A deal between Yahoo and Verizon could turn the telecom company into a media titan. Like Comcast-NBCUniversal, Verizon would own not only the broadband networks that grant access to the Internet, but also some of the valuable Web content that travels over those networks.

“If Yahoo is right, we might look at it,” said Verizon chief financial officer Fran Shammo at a New York conference Monday. Company chief executive Lowell McAdam reiterated Verizon’s interest Tuesday at a separate conference, saying that Yahoo is “so hot.”

A Verizon spokesman declined to comment.

Wednesday's announcement by Yahoo’s board came after it had received intense pressure from its investors, particularly the activist hedge fund Starboard Value.

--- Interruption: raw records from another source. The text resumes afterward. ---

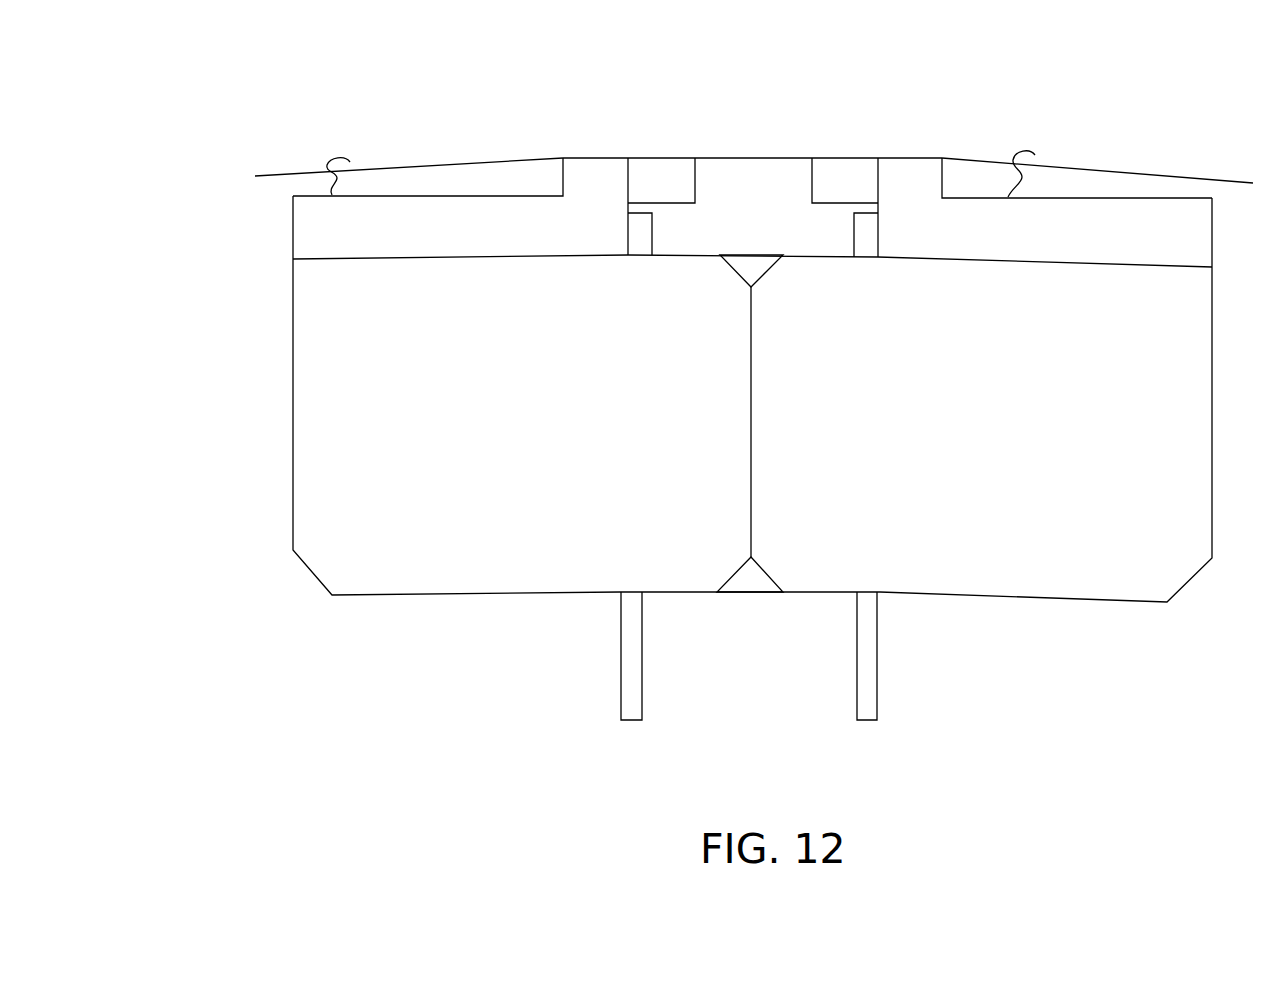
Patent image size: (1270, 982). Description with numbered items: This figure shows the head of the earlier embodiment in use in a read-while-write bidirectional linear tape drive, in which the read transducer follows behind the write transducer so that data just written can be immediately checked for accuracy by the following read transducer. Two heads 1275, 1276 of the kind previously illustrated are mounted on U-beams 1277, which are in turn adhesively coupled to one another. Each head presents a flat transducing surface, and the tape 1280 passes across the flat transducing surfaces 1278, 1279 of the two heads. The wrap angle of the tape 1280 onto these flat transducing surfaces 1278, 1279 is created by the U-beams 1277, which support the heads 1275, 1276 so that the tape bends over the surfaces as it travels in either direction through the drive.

The head 1275 is at (350, 162).
The head 1276 is at (1035, 155).
The U-beams 1277 is at (272, 385).
The flat transducing surface 1278 is at (586, 158).
The flat transducing surface 1279 is at (893, 158).
The tape 1280 is at (267, 176).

The criticism fired off by Starboard was in many ways a judgment on the transformation plans of Mayer, the Google standout who was brought in to take Yahoo’ reins in 2012. At first hailed as a potential savior, she soon faced criticism for a sluggish strategy and questionable acquisitions, such as the purchase of Tumblr for $1.1 billion. Starboard openly questioned whether Mayer could turn around the company.

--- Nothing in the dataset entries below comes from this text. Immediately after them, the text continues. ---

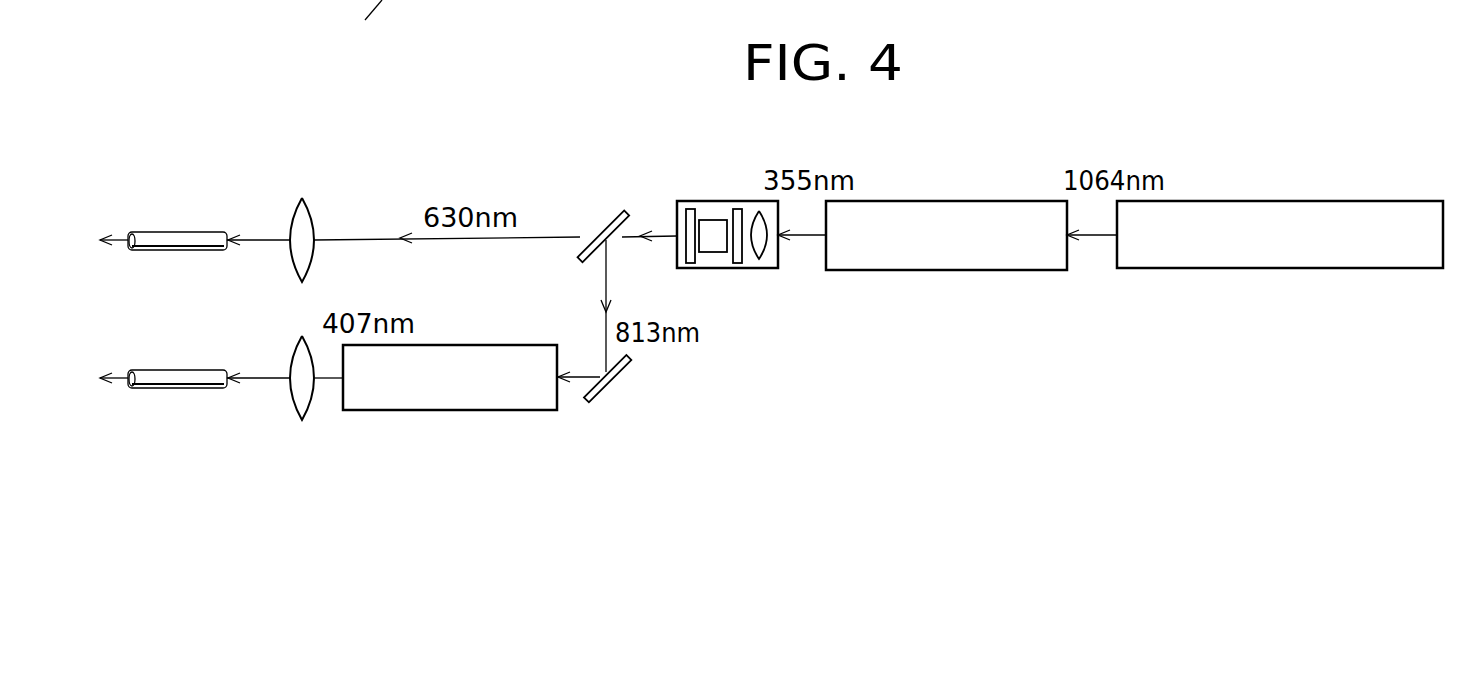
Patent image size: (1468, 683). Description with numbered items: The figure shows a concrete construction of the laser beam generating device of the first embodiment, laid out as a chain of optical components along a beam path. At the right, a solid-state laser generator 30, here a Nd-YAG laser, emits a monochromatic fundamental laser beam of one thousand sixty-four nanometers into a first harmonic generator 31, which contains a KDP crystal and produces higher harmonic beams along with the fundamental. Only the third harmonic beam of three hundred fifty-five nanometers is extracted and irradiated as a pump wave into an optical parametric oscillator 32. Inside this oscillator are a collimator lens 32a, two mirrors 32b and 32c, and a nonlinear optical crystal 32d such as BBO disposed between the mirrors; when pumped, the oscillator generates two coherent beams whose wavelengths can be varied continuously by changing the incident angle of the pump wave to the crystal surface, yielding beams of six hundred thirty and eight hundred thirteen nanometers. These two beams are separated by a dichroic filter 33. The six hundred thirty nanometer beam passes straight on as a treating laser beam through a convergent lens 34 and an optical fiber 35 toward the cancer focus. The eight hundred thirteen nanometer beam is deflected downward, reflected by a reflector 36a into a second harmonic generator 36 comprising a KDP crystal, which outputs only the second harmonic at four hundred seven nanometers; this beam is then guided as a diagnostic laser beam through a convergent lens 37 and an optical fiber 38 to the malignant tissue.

The solid-state laser generator 30 is at (1285, 201).
The first harmonic generator 31 is at (954, 201).
The optical parametric oscillator 32 is at (735, 201).
The collimator lens 32a is at (771, 244).
The mirror 32b is at (737, 268).
The mirror 32c is at (686, 268).
The nonlinear optical crystal 32d is at (710, 252).
The dichroic filter 33 is at (607, 233).
The convergent lens 34 is at (308, 208).
The optical fiber 35 is at (193, 231).
The second harmonic generator 36 is at (498, 345).
The reflector 36a is at (620, 378).
The convergent lens 37 is at (292, 362).
The optical fiber 38 is at (183, 392).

On Wednesday, Webb, the chair of Yahoo's board, said that it is standing by Mayer, who is due to have twins in the coming weeks. Mayer has said she would not take an extended maternity leave.

“I can assure you that we did not reach this unanimous decision hastily or without careful consideration,” said Maynard Webb, Yahoo’s board chair. “The board has compete confidence in the management team and leadership of Yahoo."

Yet Mayer appears to have failed to change Yahoo fast enough — or fast enough for investors eyeing Yahoo’s fortuitous holdings in Alibaba and another one in Yahoo Japan, which is likely to be spun off with the rest of Yahoo's Web properties.

In the end, Yahoo wrestled with Wall Street and appears to have lost. Activist investors have become more aggressive in recent years, looking for ways to push companies to maximize profits above all else.

Activist investors have launched 342 campaigns against corporations so far this year, up 61 percent since 2009.

About 20 percent of those campaigns have targeted tech firms, according to data company Factset.